Factors such as the pandemic have undoubtedly influenced buying patterns, with 28% of Millennials inclined to buy due to the situation. Yet, concerns like affordability and availability are legitimate for many.

The varying data from states such as Texas further emphasizes regional disparities, indicating that location remains a crucial factor in the housing narrative. The trends, from mortgage rates to office space prices, give us a glimpse into the changing landscape of the real estate market, revealing a complex web of opportunities, challenges, and evolving buyer preferences.

FAQ Section

How does the U.S. housing market value compare with other countries?

While this article focuses on the U.S., the American housing market’s estimated value is among the highest globally. However, comparisons can be tricky due to currency differences, home sizes, and overall land availability. Countries like the U.K. and Australia also have robust markets, but the U.S. remains unique, given its sheer size and diversity.

Is the median home price rise consistent across all types of homes?

The article mentions the median price, but it’s important to note that this might vary for different types of homes, like condos, townhouses, or detached homes. Each category could have its own price trends.

What factors might be causing Millennials to consider buying homes due to the pandemic?

Millennials might be influenced by a combination of historically low mortgage rates, a desire for more space as remote work becomes commonplace, and the pursuit of stability during uncertain times.

How has the rental market been affected during this period?

The article primarily discusses home purchases, but generally, the rental market might shift due to the same factors affecting buying. Regions with increased home buying interest might witness rental stagnation or decline.

Are urban areas seeing a decline in interest compared to suburban or rural areas?

There’s a growing trend, especially post-pandemic, where people prioritize space and affordability, sometimes leading them toward suburban or rural areas. However, urban areas still have their appeal, especially for those valuing proximity to amenities and work.

How are commercial property prices affected by the changes in the housing market?

Commercial and residential markets can influence each other. A booming residential area might attract businesses and vice versa. However, with remote work on the rise, some commercial spaces, especially office buildings, might be seeing decreased demand.

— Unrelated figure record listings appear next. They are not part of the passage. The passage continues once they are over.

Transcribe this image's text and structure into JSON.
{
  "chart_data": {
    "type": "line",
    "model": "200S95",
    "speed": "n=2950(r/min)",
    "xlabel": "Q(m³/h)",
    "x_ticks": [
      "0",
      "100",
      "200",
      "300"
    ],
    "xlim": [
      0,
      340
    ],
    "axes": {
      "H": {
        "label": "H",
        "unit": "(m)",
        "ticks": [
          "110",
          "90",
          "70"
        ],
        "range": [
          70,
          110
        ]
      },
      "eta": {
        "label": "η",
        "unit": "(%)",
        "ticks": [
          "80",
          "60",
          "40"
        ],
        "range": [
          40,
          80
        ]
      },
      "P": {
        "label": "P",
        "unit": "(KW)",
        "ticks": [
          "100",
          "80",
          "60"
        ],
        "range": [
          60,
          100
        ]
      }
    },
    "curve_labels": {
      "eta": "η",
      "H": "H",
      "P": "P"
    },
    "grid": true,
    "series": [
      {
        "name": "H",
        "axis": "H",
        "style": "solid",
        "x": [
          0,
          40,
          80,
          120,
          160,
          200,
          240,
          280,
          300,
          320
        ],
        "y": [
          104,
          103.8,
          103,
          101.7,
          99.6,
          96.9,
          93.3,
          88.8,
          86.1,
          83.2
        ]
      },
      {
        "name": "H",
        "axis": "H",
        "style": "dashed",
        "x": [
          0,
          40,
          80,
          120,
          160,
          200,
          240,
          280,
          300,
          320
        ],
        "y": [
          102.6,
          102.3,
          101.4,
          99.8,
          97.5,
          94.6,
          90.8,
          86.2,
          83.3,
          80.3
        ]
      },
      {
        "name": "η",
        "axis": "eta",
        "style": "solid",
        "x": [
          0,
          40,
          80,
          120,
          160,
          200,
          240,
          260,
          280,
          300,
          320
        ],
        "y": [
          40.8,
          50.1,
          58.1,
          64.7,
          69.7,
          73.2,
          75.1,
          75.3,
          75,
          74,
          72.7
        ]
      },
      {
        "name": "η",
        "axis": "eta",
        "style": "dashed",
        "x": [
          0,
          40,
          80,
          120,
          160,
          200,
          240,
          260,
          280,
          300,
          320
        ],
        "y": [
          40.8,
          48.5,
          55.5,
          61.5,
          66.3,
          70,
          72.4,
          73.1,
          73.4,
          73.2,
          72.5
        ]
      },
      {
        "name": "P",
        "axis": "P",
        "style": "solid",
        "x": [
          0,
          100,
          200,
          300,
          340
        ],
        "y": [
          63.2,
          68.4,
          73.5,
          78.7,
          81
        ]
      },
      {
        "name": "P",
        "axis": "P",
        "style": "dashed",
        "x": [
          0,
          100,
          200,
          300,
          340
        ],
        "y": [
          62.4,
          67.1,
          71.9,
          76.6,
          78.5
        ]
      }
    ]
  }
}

Has there been an increase in housing constructions to meet the demand?

Typically, an uptick in demand leads to increased construction. However, this also depends on factors like land availability, zoning laws, and the overall economic situation.

How has the pandemic impacted the availability of mortgage loans?

The pandemic brought about economic uncertainties but also historically low mortgage rates. Lenders might have stricter criteria due to economic concerns, but many are still willing to provide loans, especially with the enticing rates.

Are there specific regions in the U.S. that are more resilient to housing market fluctuations?

While the article highlights trends and state-specific data, traditionally, areas with diversified economies or unique draws (like tech hubs or tourism centers) might be more resilient to fluctuations.

How might the U.S. housing market trends influence global real estate trends?

The U.S. market often serves as an indicator of global trends. Investors worldwide might take cues from U.S. patterns, either directly investing or adapting strategies in their home countries based on observed American behaviors.